Example of web page information grasping function realized by Python crawler [URL and regular module]
- 2020-06-01 10:14:32
- OfStack
This article describes the example of Python crawler to achieve web information capture function. I will share it with you for your reference as follows:
First of all, the implementation of the web page parsing, reading and other operations we need to use the following modules
import urllib
import urllib2
import re
We can try 1 to read a website with readline method, such as baidu
def test():
f=urllib.urlopen('http://www.baidu.com')
while True:
firstLine=f.readline()
print firstLine
Below we say 1 how to achieve the capture of web information, such as baidu post bar
Here are a few things to do:
We're going to get the page and its code first, so we're going to implement multiple pages, which means its url will change, and we're going to pass 1 page
def getPage(self,pageNum):
try:
url=self.baseURL+self.seeLZ+'&pn='+str(pageNum)
# create request object
request=urllib2.Request(url)
response=urllib2.urlopen(request)
#print 'URL:'+url
return response.read()
except Exception,e:
print e
And then we're going to get the content of the novel, where we divide it into the title and the text. The title is on every page, so let's just get it once.

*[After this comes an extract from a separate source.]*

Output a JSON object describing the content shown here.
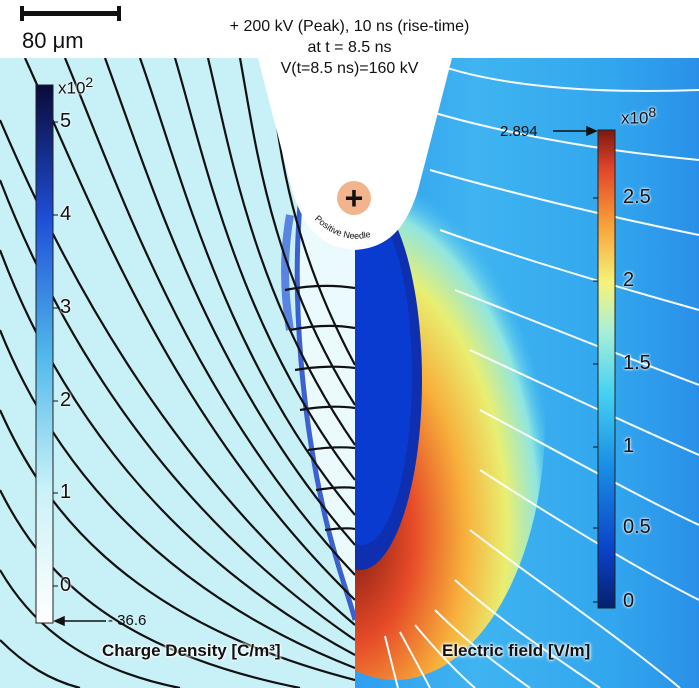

We can click on a website, press f12 to see how his title tag is constructed, such as baidu post bar is < title > .....................
Then we match
reg=re.compile(r'<title>(.*?)。')
To grab this information
Now that we've grabbed the title we're going to grab the body, and we know that the body is going to have a lot of sections, so we're going to loop around and grab the whole items
For text read and write operations, 1 must be placed outside the loop. Also add 1 more remove hyperlinks, < br > Mechanisms such as
Finally, we can call the main function
Complete code:
# -*- coding:utf-8 -*-
import sys
reload(sys)
sys.setdefaultencoding('utf8')
# Crawler web information capture
# Required function methods: urllib,re,urllib2
import urllib
import urllib2
import re
# Test functions -> read
#def test():
# f=urllib.urlopen('http://www.baidu.com')
# while True:
# firstLine=f.readline()
# print firstLine
# Baidu tieba to get before 10 The text of the main novel
class BDTB:
def __init__(self,baseUrl,seeLZ):
# Member variables
self.baseURL=baseUrl
self.seeLZ='?see_lz='+str(seeLZ)
# Gets the code for the page post
def getPage(self,pageNum):
try:
url=self.baseURL+self.seeLZ+'&pn='+str(pageNum)
# create request object
request=urllib2.Request(url)
response=urllib2.urlopen(request)
#print 'URL:'+url
return response.read()
except Exception,e:
print e
# Match the title
def Title(self):
html=self.getPage(1)
#compile Improve the efficiency of regular matching
reg=re.compile(r'<title>(.*?) . ')
# return list The list of
items=re.findall(reg,html)
f=open('output.txt','w+')
item=('').join(items)
f.write('\t\t\t\t\t'+item.encode('gbk'))
f.close()
# Match the body
def Text(self,pageNum):
html=self.getPage(pageNum)
#compile Improve the efficiency of regular matching
reg=re.compile(r'"d_post_content j_d_post_content ">(.*?)</div>')
# return list The list of
items=re.findall(reg,html)
f=open('output.txt','a+')
#[1:] Slice, the first 1 I don't need to get rid of these elements.
for i in items[1:]:
# Hyperlink removal
removeAddr=re.compile('<a.*?>|</a>')
# with "" replace
i=re.sub(removeAddr,"",i)
#<br> Get rid of
i=i.replace('<br>','')
f.write('\n\n'+i.encode('gbk'))
f.close()
# Call the entrance
baseURL='http://tieba.baidu.com/p/4638659116'
bdtb=BDTB(baseURL,1)
print ' The crawler is starting ....'.encode('gbk')
# More pages
bdtb.Title()
print ' Grab the title! '.encode('gbk')
for i in range(1,11):
print ' Grasping control %02d page '.encode('gbk')%i
bdtb.Text(i)
print ' Grab the text !'.encode('gbk')
PS: here are two more handy regular expression tools for you to use:
JavaScript regular expression online testing tool:
http://tools.ofstack.com/regex/javascript
Online regular expression generation tool:
http://tools.ofstack.com/regex/create_reg
More about Python related content to view this site project: the Python regular expression usage summary ", "Python data structure and algorithm tutorial", "Python Socket programming skills summary", "Python function using techniques", "Python string skills summary", "Python introduction and advanced tutorial" and "Python file and directory skills summary"
I hope this article is helpful for you to design Python program.